Entrecôte béarnaise / Steak with béarnaise sauce

Béarnaise is creamy perfection. An emulsion of egg yolks and butter flavored with vinegar, shallots and tarragon, it is classified as a derivative of hollandaise on the French list of master sauces, and is equally rich. In fact, between the steak and the sauce, this dish is packed with cholesterol. But not to worry, as entrecôte béarnaise is one of those French paradox dishes. Match it with a sufficiently tannic red wine, preferably a great Bordeaux, and any negative health consequences simply melt away (or so they say).

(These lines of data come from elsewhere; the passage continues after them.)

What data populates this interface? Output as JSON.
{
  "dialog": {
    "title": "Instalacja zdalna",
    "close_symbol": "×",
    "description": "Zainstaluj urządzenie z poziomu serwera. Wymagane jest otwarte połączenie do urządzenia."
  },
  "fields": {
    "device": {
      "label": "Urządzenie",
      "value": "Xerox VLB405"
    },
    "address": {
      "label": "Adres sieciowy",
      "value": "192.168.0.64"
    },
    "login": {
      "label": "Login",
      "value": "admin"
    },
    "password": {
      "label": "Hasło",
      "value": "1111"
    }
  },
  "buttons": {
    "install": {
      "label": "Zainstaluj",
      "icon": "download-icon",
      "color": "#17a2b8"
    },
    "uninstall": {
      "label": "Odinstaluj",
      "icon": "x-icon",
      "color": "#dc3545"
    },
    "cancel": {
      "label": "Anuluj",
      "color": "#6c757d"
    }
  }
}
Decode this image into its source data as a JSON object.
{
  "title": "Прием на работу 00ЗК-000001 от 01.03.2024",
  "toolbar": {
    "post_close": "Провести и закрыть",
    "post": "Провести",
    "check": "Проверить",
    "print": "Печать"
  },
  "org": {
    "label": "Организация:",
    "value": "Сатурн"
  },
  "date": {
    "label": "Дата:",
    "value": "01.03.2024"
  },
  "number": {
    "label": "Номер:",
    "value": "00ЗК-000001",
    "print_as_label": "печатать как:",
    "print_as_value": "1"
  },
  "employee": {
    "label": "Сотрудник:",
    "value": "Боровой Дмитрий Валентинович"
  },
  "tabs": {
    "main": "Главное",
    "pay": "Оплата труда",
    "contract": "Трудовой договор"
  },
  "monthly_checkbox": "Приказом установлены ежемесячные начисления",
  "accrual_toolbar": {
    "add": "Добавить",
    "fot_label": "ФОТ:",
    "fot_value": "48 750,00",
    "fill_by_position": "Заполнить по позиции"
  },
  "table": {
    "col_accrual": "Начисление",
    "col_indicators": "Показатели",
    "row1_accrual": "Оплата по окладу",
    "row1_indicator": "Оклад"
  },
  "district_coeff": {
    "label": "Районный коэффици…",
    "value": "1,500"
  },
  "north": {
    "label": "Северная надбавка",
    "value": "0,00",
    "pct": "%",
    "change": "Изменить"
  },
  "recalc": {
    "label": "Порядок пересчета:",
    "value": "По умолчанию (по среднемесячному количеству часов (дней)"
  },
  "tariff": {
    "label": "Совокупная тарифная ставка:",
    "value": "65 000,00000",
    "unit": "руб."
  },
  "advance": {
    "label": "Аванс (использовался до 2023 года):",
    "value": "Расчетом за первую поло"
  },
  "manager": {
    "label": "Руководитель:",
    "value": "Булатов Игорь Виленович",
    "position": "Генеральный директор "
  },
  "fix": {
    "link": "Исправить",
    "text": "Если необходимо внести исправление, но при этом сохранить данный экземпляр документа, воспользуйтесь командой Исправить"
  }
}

It would be justifiable to think that béarnaise sauce comes from the Béarn region in the Pyrénées of southwest France, but that turns out to be wrong. The sauce was invented in 1837 by Jean-Louis-François Collinet, the chef at a restaurant outside Paris that was a former royal residence of the 16th century French king Henri IV. Collinet whipped up the sauce on the spur of the moment. Asked for its name, he saw a bust of Henri IV in the dining room and dubbed the sauce béarnaise — because the king had been born in the Béarn region! There are various derivatives of béarnaise, among them sauce choron (flavored with tomato) and sauce Colbert (flavored with meat glaze and white wine). Once you get the hang of it, a fine béarnaise can be produced in less than 10 minutes. It’s fun, and so rewarding to see the ingredients transmogrify into a perfect sauce.